Hey guys, been a while since I’ve used the dev forum.
I’m working on creating flow fields that will be used to pathfind for large groups of units to essentially work towards the same goal.
For an explanation of flow fields in context see:
Flow-Field Explanation
This is the code I use to represent my world as a 2d grid. Each X position is an array that is indexed by corresponding Y positions. (eg. array[x][y]). At a[x][y] exists a “cell,” which is essentially a table of information for that location in the grid.
-- the meat of the code
function Grid.new(gridSize)
local grid = {}
-- create new Cell {} at every grid [x][y] index
for x = 1, gridSize.X do
grid[x] = {}
for y = 1, gridSize.Y do
grid[x][y] = {}
end
end
return grid
end
My issue is that this method of generation is very slow when creating large grids.
For example, through some (probably slightly inaccurate) tick() measurements, a 1000x1000 grid takes about 3 to 4.5 seconds to generate. In fact, running this through some custom debug code I’ve made to visualize it usually ends in some sort of “execution run time exceeded” error (or something of that nature) when trying to visualize large grids.

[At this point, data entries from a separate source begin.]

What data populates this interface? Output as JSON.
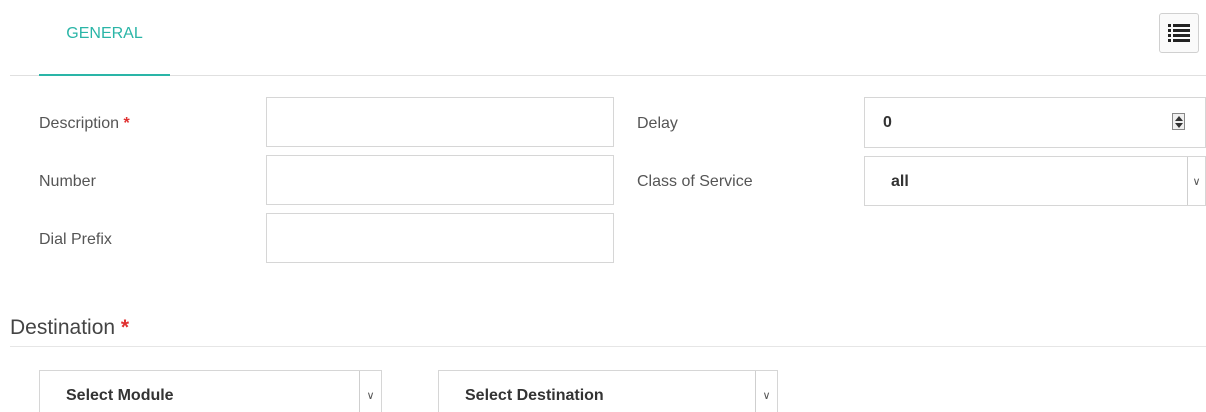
{
  "tabs": {
    "general_label": "GENERAL",
    "menu_icon": "list-icon"
  },
  "form": {
    "description": {
      "label": "Description",
      "required_mark": "*",
      "value": ""
    },
    "number": {
      "label": "Number",
      "value": ""
    },
    "dial_prefix": {
      "label": "Dial Prefix",
      "value": ""
    },
    "delay": {
      "label": "Delay",
      "value": "0"
    },
    "class_of_service": {
      "label": "Class of Service",
      "selected": "all"
    }
  },
  "destination": {
    "title": "Destination",
    "required_mark": "*",
    "module_select": {
      "selected": "Select Module"
    },
    "destination_select": {
      "selected": "Select Destination"
    }
  },
  "colors": {
    "accent": "#2ab5a7",
    "required": "#e03030"
  }
}
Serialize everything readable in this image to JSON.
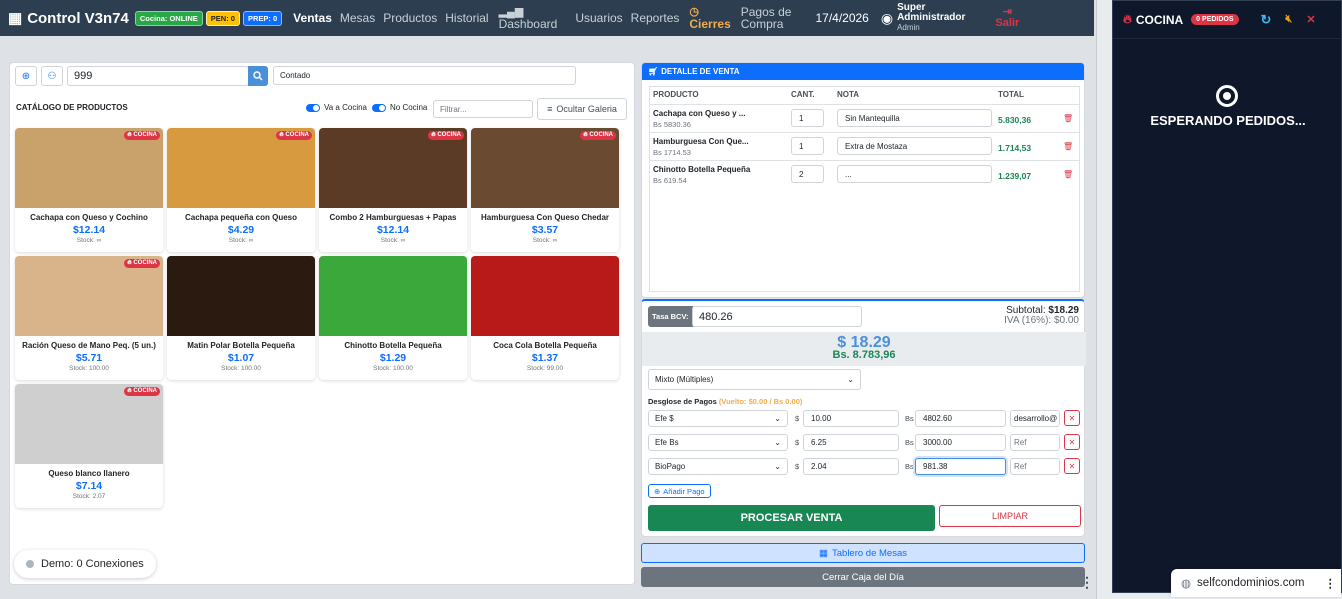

Here’s an example of what this may look like when implemented and later visualized:
The green cell is the goal cell and the surrounding cells all point to it. Essentially an AI would know which cell it’s standing in and follow the direction stored at that location. Thus finding its way to the goal.
(I’ve excluded how this is all drawn and calculated as it’s not important.)
This is a solution I tried with representing the grid but the results were more or less the same:
-- from lua.org/pil/
mt = {}
for i=1,N do
for j=1,M do
mt[i*M + j] = 0
end
end
Thus the time taken seems to be mostly due to the sheer amount of code being run than anything with indexing/writing to a table or memory itself (or so I believe).
One thing I’ve yet to do but am considering is splitting the world up into larger tiles, then figuring out which path the units must take through the large tiles to reach a certain goal. Once that path of large tiles is found, I would then proceed to generate smaller tiles inside of those for avoiding collisions and whatnot. This method can be seen here: Pathfinding w/ 30k Units
Overall, I hope one of you can help me figure out a method that speeds up generation time. Ideally, I’d like to be able to still get the information about my tiles in terms of X,Y notation, whether that be literal array[x][y]
as I’m doing now or something less intuitive.
Thanks for reading this far, and let me know about any questions/corrections I should address.